神念的精准度无与伦比,原本尚未完全开始脱节,只是感官被切断的两节身躯被死死地拼合在一起,旋即,重塑能力立刻便开始修补那被整齐切开的切口。
“——十七!”墨森以及孩子们在联结中焦急地喊声直到这时才完整地被十七接受。
“怎么回事!?谁在偷袭我?”身体已无大碍的十七这次是真的出离暴怒了。
意识无碍之后,刚刚发生的事情并不难以复盘。无非就是下方飞过来一个水刀气刃般的东西,连着蠡搫专程前来阻止的水形一起,自下而上斜着把十七给切了。
只能说,十七终究还是血肉之躯,这种创伤足以致命。
但他的缓时与神念,以及那过于锋锐的能力造成的平整切口,却给了他弥合致命伤的机会。
“你等疯了不成!莫非真要叛出万里湖么!”
又一道惊怒交加的暴喝声响起,原来那鳛灁终于挣脱了龉魛的纠缠,自安息湖中跃出,此时借着雨幕盘旋而上,在十七周身蟠卷一番,却是将其护在了里面。
面对这声雷霆般的愤怒咆哮,下方的湖水中非但没有任何回应,反倒还加速暴涨,转眼间就已飙升到十七脚下数丈的位置。

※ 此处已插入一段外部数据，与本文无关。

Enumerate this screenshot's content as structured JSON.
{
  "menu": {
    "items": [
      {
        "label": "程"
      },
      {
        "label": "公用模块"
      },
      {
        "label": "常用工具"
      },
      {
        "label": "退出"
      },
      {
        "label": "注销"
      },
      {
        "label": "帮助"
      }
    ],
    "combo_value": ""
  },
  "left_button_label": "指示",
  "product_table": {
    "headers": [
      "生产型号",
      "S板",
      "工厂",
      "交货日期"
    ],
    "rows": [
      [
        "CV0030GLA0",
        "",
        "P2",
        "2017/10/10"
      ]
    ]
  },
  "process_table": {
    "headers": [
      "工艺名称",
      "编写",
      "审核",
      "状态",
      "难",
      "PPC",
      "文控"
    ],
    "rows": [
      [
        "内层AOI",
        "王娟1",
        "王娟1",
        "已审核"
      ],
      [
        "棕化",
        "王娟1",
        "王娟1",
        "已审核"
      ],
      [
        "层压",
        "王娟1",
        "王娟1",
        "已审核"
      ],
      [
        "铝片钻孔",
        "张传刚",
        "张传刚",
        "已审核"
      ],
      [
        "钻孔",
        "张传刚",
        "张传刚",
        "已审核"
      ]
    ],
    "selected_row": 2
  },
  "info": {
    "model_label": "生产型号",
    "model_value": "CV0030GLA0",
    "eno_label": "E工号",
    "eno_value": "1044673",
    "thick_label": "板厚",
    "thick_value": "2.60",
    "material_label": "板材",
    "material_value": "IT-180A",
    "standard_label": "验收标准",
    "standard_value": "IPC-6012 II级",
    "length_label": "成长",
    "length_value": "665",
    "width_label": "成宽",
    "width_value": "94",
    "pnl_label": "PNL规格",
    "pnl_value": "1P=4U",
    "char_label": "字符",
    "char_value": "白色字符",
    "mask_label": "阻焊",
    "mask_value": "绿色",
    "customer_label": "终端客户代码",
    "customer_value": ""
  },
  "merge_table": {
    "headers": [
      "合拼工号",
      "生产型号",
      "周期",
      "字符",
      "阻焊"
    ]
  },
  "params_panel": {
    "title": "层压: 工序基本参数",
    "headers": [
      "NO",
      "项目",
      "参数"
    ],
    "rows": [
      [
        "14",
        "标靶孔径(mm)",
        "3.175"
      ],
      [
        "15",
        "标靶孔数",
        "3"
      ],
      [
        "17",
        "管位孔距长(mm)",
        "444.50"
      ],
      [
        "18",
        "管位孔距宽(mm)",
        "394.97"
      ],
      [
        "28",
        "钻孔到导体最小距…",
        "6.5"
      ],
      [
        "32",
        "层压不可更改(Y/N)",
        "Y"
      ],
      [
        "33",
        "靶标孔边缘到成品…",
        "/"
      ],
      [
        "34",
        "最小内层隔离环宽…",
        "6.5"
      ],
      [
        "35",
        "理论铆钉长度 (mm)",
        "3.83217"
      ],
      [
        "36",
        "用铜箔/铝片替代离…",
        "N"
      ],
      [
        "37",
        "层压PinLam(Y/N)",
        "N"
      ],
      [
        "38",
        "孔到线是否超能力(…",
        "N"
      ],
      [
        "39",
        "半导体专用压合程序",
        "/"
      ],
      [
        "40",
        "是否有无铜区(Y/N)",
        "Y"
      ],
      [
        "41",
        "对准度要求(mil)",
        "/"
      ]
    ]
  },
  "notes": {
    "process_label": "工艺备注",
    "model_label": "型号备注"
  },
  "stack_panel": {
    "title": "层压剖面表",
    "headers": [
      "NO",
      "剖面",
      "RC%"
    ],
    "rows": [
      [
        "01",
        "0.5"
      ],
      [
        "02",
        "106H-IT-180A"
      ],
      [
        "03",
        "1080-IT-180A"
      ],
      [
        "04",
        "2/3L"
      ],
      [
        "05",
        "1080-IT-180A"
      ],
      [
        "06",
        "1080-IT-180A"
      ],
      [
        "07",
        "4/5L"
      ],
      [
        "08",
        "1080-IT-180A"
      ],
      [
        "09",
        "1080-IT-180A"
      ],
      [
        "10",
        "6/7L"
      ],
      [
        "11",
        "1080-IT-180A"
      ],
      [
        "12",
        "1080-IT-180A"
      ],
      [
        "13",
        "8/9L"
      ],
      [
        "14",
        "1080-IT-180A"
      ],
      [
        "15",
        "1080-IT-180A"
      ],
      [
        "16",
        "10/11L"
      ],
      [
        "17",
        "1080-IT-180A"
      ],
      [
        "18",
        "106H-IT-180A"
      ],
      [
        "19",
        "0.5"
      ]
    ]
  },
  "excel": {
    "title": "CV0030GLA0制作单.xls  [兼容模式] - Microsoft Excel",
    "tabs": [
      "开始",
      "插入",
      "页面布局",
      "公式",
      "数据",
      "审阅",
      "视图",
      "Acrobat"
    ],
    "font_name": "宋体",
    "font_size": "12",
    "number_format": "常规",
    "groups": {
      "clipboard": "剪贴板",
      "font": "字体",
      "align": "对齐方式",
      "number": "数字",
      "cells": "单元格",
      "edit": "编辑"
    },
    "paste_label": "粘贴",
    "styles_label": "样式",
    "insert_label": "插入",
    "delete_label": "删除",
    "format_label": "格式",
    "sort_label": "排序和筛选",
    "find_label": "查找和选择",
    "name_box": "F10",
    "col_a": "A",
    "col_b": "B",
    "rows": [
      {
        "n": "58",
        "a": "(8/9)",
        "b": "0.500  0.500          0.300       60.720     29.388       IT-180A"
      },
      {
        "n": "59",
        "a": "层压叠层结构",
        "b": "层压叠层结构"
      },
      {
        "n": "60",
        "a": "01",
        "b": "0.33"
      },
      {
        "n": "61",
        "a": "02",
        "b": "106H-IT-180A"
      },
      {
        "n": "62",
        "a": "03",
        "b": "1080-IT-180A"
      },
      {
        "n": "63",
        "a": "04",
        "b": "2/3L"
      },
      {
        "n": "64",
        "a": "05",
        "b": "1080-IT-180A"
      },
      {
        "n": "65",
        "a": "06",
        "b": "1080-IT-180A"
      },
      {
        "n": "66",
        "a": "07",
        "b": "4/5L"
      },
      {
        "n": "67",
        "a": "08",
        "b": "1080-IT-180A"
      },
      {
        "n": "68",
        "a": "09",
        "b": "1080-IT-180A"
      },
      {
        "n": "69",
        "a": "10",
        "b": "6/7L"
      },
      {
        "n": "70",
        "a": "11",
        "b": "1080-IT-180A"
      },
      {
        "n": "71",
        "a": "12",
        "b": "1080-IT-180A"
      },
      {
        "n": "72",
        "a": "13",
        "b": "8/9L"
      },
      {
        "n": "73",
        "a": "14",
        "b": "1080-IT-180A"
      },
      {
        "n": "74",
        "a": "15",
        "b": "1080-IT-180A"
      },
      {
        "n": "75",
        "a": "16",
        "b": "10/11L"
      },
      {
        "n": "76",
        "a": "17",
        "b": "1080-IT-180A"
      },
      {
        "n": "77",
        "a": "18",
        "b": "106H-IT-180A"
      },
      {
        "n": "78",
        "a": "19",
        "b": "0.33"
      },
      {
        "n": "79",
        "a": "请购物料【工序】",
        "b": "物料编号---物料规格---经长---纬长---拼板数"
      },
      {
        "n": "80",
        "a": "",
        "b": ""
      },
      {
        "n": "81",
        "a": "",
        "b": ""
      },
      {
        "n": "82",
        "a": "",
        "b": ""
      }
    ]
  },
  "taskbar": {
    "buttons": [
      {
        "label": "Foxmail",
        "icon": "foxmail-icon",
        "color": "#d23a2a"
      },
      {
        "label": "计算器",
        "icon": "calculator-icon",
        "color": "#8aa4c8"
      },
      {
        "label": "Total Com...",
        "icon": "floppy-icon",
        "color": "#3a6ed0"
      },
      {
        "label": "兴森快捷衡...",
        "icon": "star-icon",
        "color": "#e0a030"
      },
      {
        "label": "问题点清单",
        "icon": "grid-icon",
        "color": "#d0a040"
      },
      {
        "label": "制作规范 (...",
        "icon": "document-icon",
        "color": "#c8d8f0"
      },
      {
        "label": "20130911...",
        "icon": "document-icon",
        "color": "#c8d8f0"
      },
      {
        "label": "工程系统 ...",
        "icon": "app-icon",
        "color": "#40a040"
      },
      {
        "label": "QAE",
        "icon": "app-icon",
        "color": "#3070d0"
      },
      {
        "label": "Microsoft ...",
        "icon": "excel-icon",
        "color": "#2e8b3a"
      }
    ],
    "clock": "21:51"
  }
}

原本十七的位置,位于大祭祀台陷坑中心,虽经过了与第七脊裁的一番缠斗,但实际上位置相差并不算多。可大祭祀台……却是远高于央岛上的一切山体建筑!
此时的湖水便如一道激射而出的喷泉,高高的跃起,超过了周围的环形群山,而后便开始向着四周蔓延。
此时十七在鳛灁身躯间的缝隙中向远处眺望,发现更外围的城镇已经尽没于汪洋,城中人口不知凡几,此刻除了被那倾斜而下的洪水冲刷入万里湖之外,几乎再无其他下场!
如此凶烈的洪峰,加之这般的凄风苦雨。整个央岛,除在场圣族之外,恐怕再难有一丝活口。
不断上涌的倾斜水面中,猛地再度窜出一道巨影,却是那状如鲨鱼般的齿兽龉魛,在跃出后一口死咬住了鳛灁的一截身躯,随着一阵猛烈的甩动,却是撕扯着鳛灁整个身躯一齐撞向大祭祀台此刻已没于水中的一截残骸。
两支庞然巨物几乎将身下的水体挤压一空,溅起了十数米高的浪花,将那裸露而出的高塔残骸撞个粉碎。却又有数条触腕自水中伸出,一同勒缠住了巨鱼的身躯。
面对几只巨兽此时已经动了真格的厮打,十七纵然心中再怎么暴怒,此刻却也只能险而又险地小心躲闪。却不防就在龉魛叼着鳛灁远去,蠾縳也伸着触手来掺一脚的时候,一道攻击猛然自十七下方翻涌的湖水中袭来。
猝不及防之下,一道黑影结结实实地撞上了十七。那黑影之上所带的数道棘刺居然直接洞穿了十七的身体,巨大的力道更是重创了十七浑身的筋骨脏器。
十七只觉周身一阵剧痛传来,不及他多想,那如同带刺巨锤一般的物件却以同样的速度开始了回缩,将他一同扯入了水中。
这时十七也想明白了,不用问,这肯定就是那个新出现的,一直暗戳戳躲起来的老六螱礌。看这铁锤一般坚硬又生着利刺的古怪部件,想来就是那什么所谓的棘壳族。
龉魛,蠾縳,还有螱礌。这三人如今显然已是丧心病狂,明知第七脊裁生死,居然不惜大范围屠杀平民来搅乱整片央岛区域的能量平衡,逼出漏洞。
不错,这三人搞这出水漫金山的恶毒心思,十七基本不用细想就能理清,可他不明白的是,明明旋翼党落败已成定局,局势已经稳定,甚至万里湖内部都已经数次表露出将这几人所谓轻轻揭过的意思……可这几人为何偏偏要在此时,顶着亵圣的罪名来攻击自己?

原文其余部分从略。